# Ragdoll losing so much fur!



## jade & alfy (Oct 28, 2009)

Hi guys,
I just wanted to know if there is a good style of brush or something that will reduce the amount of fur that is left around the house by my ragdoll Meisha?

I know that fur is inevitable, was just wondering if there was a way to cut it down a bit. I brush her once or twice a day but there is still a huge amount of fur around. Is there a seasonal shedding for ragdolls? Sorry she is my first kitty so this might be a silly question!

Thanks,
Jade


----------



## marie73 (Jul 12, 2006)

I take Cinderella to my groomer about 3 times a year. She gets enough fur out to make another cat! Some people like the Furminator, but none of my girls care for it. I sometimes use a flea comb with long teeth - it gets out tons more fur than the brush. But it's been lost for a few weeks. I'm sure there's a cat behind its disappearance.


----------



## Bluemitted (Nov 4, 2009)

Ragdolls are not supposed to shed excessively, I would get your cat checked out.


----------



## marie73 (Jul 12, 2006)

Birmans aren't supposed to mat. Would you like to speak to Cinderella about that? Apparently, she never read her "breed" rules.  

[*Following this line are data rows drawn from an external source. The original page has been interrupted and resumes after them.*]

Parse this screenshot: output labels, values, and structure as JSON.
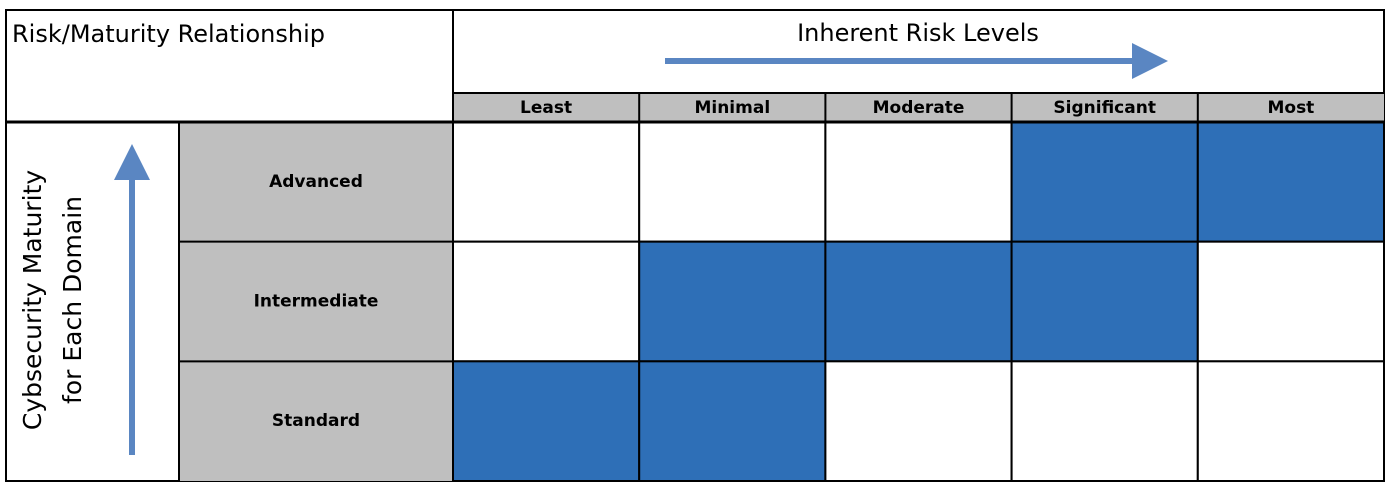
{
  "title": "Risk/Maturity Relationship",
  "column_header": "Inherent Risk Levels",
  "row_header": [
    "Cybsecurity Maturity",
    "for Each Domain"
  ],
  "columns": [
    "Least",
    "Minimal",
    "Moderate",
    "Significant",
    "Most"
  ],
  "rows": [
    {
      "label": "Advanced",
      "filled": [
        false,
        false,
        false,
        true,
        true
      ]
    },
    {
      "label": "Intermediate",
      "filled": [
        false,
        true,
        true,
        true,
        false
      ]
    },
    {
      "label": "Standard",
      "filled": [
        true,
        true,
        false,
        false,
        false
      ]
    }
  ],
  "fill_color": "#2e6fb7"
}
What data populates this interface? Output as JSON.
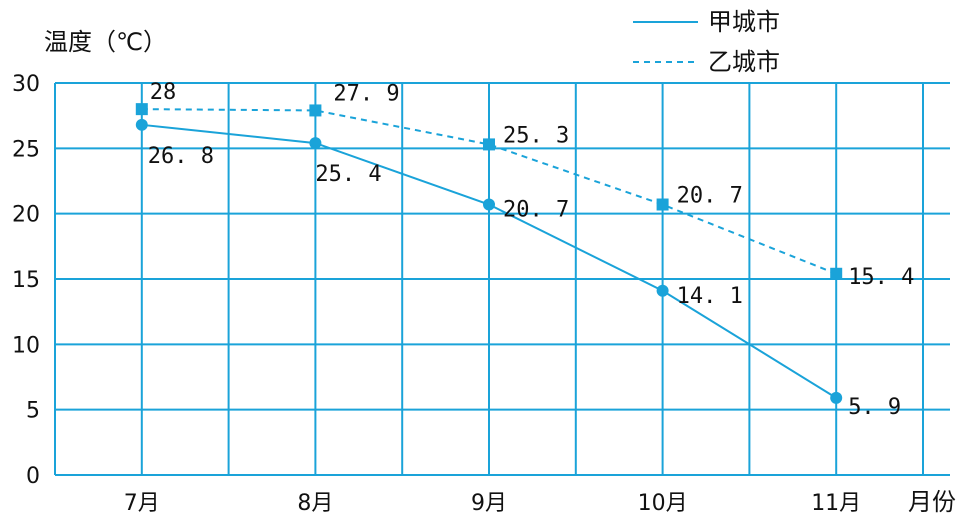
{
  "chart_data": {
    "type": "line",
    "ylabel": "温度（℃）",
    "xlabel": "月份",
    "categories": [
      "7月",
      "8月",
      "9月",
      "10月",
      "11月"
    ],
    "ylim": [
      0,
      30
    ],
    "yticks": [
      0,
      5,
      10,
      15,
      20,
      25,
      30
    ],
    "grid": true,
    "legend_position": "top-right",
    "series": [
      {
        "name": "甲城市",
        "values": [
          26.8,
          25.4,
          20.7,
          14.1,
          5.9
        ],
        "labels": [
          "26.8",
          "25.4",
          "20.7",
          "14.1",
          "5.9"
        ],
        "line_style": "solid",
        "marker": "circle",
        "color": "#1aa3d9"
      },
      {
        "name": "乙城市",
        "values": [
          28,
          27.9,
          25.3,
          20.7,
          15.4
        ],
        "labels": [
          "28",
          "27.9",
          "25.3",
          "20.7",
          "15.4"
        ],
        "line_style": "dashed",
        "marker": "square",
        "color": "#1aa3d9"
      }
    ],
    "grid_color": "#1aa3d9"
  }
}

If Ragdolls shed like Birmans, it's little tufts of fur, easy to pick up. But if it's like Cleo, it's fur everywhere!


----------



## jade & alfy (Oct 28, 2009)

yeah just little tufts and sigle hairs, i would say its just the loose fur but the brushing isnt getting it out. Im sure if i get a furminator it should be fine. I just wasnt sure what to do but i will change to a better brush. Funny the little things that come up when u get a cat!

Thanks
Jade


----------



## Heidi n Q (Nov 22, 2006)

I am lucky that all of my longhairs LOVE being brushed and I have found frequent brushing and sweeping/vacuuming during shedding season helps to keep the mess and hairballs away. Also, feeding a premium food helps eliminate excessive shedding and feeding a premium canned food diet (or raw) is even better at keeping our cats hydrated and their skin supple, able to hold onto their fur.
Then again, some cats are just year-round shedders no matter what you do or how well you feed them. Like my BooBoo.


----------



## hoofmaiden (Sep 28, 2009)

Yep--the key to living w/ longhaired cats is to get them used to grooming and to do at few minutes every day. Got my mom on board w/ that when she and her partner got 2 ragdoll kittens, and 5 years later, the cats LOVE to be groomed. It only takes 4 min. a day, b/c if you do it daily they never get matted or lumpy, and whatever you get out on the brush doesn't end up on the couch.


----------